Economie européenne

9 novembre 2011

De l’inefficacité des interventions de la BCE sur les marchés obligataires

Une analyse assez percutante de l’inefficacité des interventions de la BCE sur le marché des dettes souveraines …

European summits in ivory towers
Paul De Grauwe © voxEU.org – 26 October 2011

[…]

Imagine an army going to war. It has overwhelming firepower. The generals, however, announce that they actually hate the whole thing and that they will limit the shooting as much as possible. Some of the generals are so upset by the prospect of going to war that they resign from the army. The remaining generals then tell the enemy that the shooting will only be temporary, and that the army will go home as soon as possible. What is the likely outcome of this war? You guessed it. Utter defeat by the enemy.

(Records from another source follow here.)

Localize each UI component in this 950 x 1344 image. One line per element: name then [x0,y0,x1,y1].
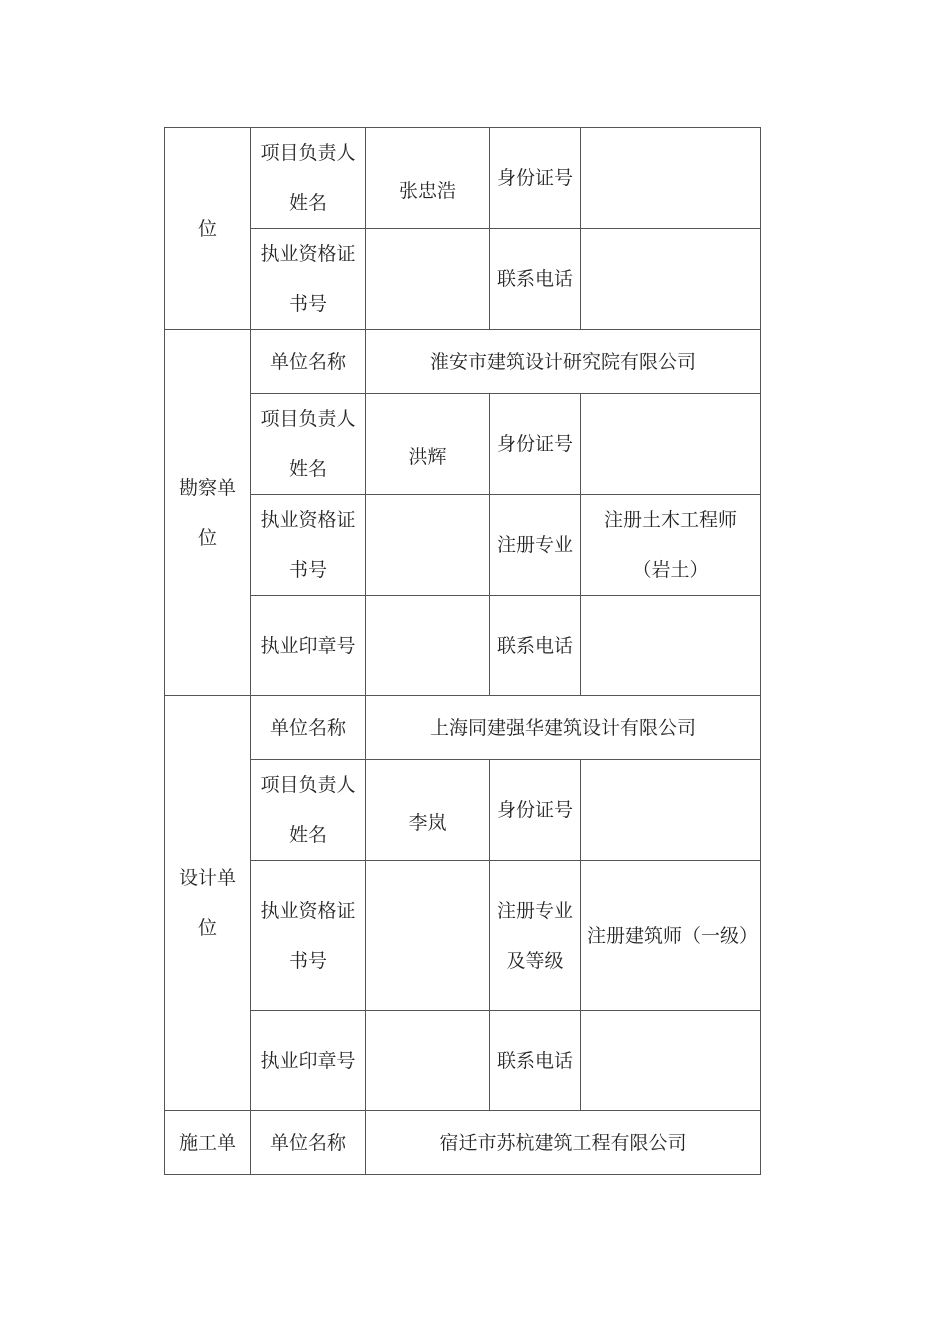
phone-label: 联系电话 [496,1049,573,1072]
field-label-cell [251,596,366,696]
major-value: 注册土木工程师（岩土） [603,509,737,581]
unit-name-value: 宿迁市苏杭建筑工程有限公司 [439,1131,687,1154]
seal-number-value-cell [366,1011,490,1111]
group-label-cell [165,696,251,1111]
cert-number-value-cell [366,861,490,1011]
field-label-cell [490,861,581,1011]
field-label-cell [490,229,581,330]
cert-number-value-cell [366,229,490,330]
field-label-cell [251,760,366,861]
field-label-cell [251,1111,366,1175]
major-value-cell [581,861,761,1011]
table-row [165,596,761,696]
seal-number-value-cell [366,596,490,696]
table-row [165,1111,761,1175]
phone-value-cell [581,596,761,696]
table-row [165,229,761,330]
cert-number-label: 执业资格证书号 [260,899,356,972]
unit-name-value-cell [366,330,761,394]
unit-name-value-cell [366,696,761,760]
table-row [165,1011,761,1111]
id-number-value-cell [581,394,761,495]
field-label-cell [251,696,366,760]
leader-name-value: 洪辉 [408,445,447,468]
field-label-cell [490,760,581,861]
group-label-cell [165,1111,251,1175]
group-label: 勘察单位 [179,476,237,549]
unit-name-value: 上海同建强华建筑设计有限公司 [429,716,696,739]
unit-name-label: 单位名称 [269,716,346,739]
seal-number-label: 执业印章号 [260,1049,356,1072]
field-label-cell [251,495,366,596]
table-row [165,861,761,1011]
unit-name-label: 单位名称 [269,1131,346,1154]
group-label-cell [165,330,251,696]
major-label: 注册专业及等级 [496,899,573,972]
id-number-label: 身份证号 [496,167,573,189]
leader-name-value-cell [366,760,490,861]
field-label-cell [490,128,581,229]
unit-name-value: 淮安市建筑设计研究院有限公司 [429,350,696,373]
leader-name-value: 张忠浩 [398,180,456,202]
leader-name-label: 项目负责人姓名 [260,142,356,214]
major-label: 注册专业 [496,534,573,556]
field-label-cell [490,596,581,696]
project-units-table [164,127,761,1175]
seal-number-label: 执业印章号 [260,634,356,657]
id-number-label: 身份证号 [496,433,573,455]
field-label-cell [490,495,581,596]
cert-number-value-cell [366,495,490,596]
leader-name-label: 项目负责人姓名 [260,408,356,480]
unit-name-value-cell [366,1111,761,1175]
phone-label: 联系电话 [496,268,573,290]
id-number-value-cell [581,128,761,229]
table-row [165,495,761,596]
phone-value-cell [581,229,761,330]
field-label-cell [490,394,581,495]
phone-label: 联系电话 [496,634,573,657]
field-label-cell [251,330,366,394]
table-row [165,760,761,861]
cert-number-label: 执业资格证书号 [260,243,356,315]
table-row [165,330,761,394]
unit-name-label: 单位名称 [269,350,346,373]
table-row [165,696,761,760]
major-value-cell [581,495,761,596]
id-number-label: 身份证号 [496,799,573,821]
leader-name-value-cell [366,394,490,495]
group-label-cell [165,128,251,330]
field-label-cell [251,128,366,229]
table-row [165,128,761,229]
group-label: 位 [197,217,217,240]
major-value: 注册建筑师（一级） [587,924,759,947]
group-label: 施工单 [178,1131,236,1154]
leader-name-label: 项目负责人姓名 [260,774,356,846]
field-label-cell [490,1011,581,1111]
cert-number-label: 执业资格证书号 [260,509,356,581]
field-label-cell [251,1011,366,1111]
field-label-cell [251,861,366,1011]
phone-value-cell [581,1011,761,1111]
table-row [165,394,761,495]
leader-name-value: 李岚 [408,811,447,834]
leader-name-value-cell [366,128,490,229]
field-label-cell [251,229,366,330]
group-label: 设计单位 [179,867,237,939]
field-label-cell [251,394,366,495]
id-number-value-cell [581,760,761,861]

The ECB has been behaving like the generals. When it announced its programme of government bond buying it made it known to the financial markets (the enemy) that it thoroughly dislikes it and that it will discontinue it as soon as possible. Some members of the Governing Council of the ECB resigned in disgust at the prospect of having to buy bad bonds. Like the army, the ECB has overwhelming (in fact unlimited) firepower but it made it clear that it is not prepared to use the full strength of its money-creating capacity. What is the likely outcome of such a programme? You guessed it. Defeat by the financial markets.

[…]

Why has the ECB not been willing to use this obvious and cheaper strategy?

Part of the answer has to do with the objections that have been raised against the idea that the central bank should be a lender of last resort in the government bond markets of a monetary union. Some are serious (moral hazard); others are phony (inflation risk). I discussed these in De Grauwe (2011) (see also Wyplosz 2011). My impression, however, is that these objections hide another more fundamental reason. The people sitting around the table in Frankfurt continue to believe that financial stability is not part of their core business, and, to use the words of Trichet, that there is only one needle on the Frankfurt compass and that is inflation. As long as this view prevails the ECB will be reluctant to do the obvious.

The result of this failure of the ECB to be a lender of last resort has been that a surrogate institution, the EFSF/ESM, had to be created that everybody knows will be ineffective. It has insufficient firepower and has an unworkable governance structure where each country keeps its veto power. In times of crisis it will be paralysed. As markets know this, its credibility will be weak.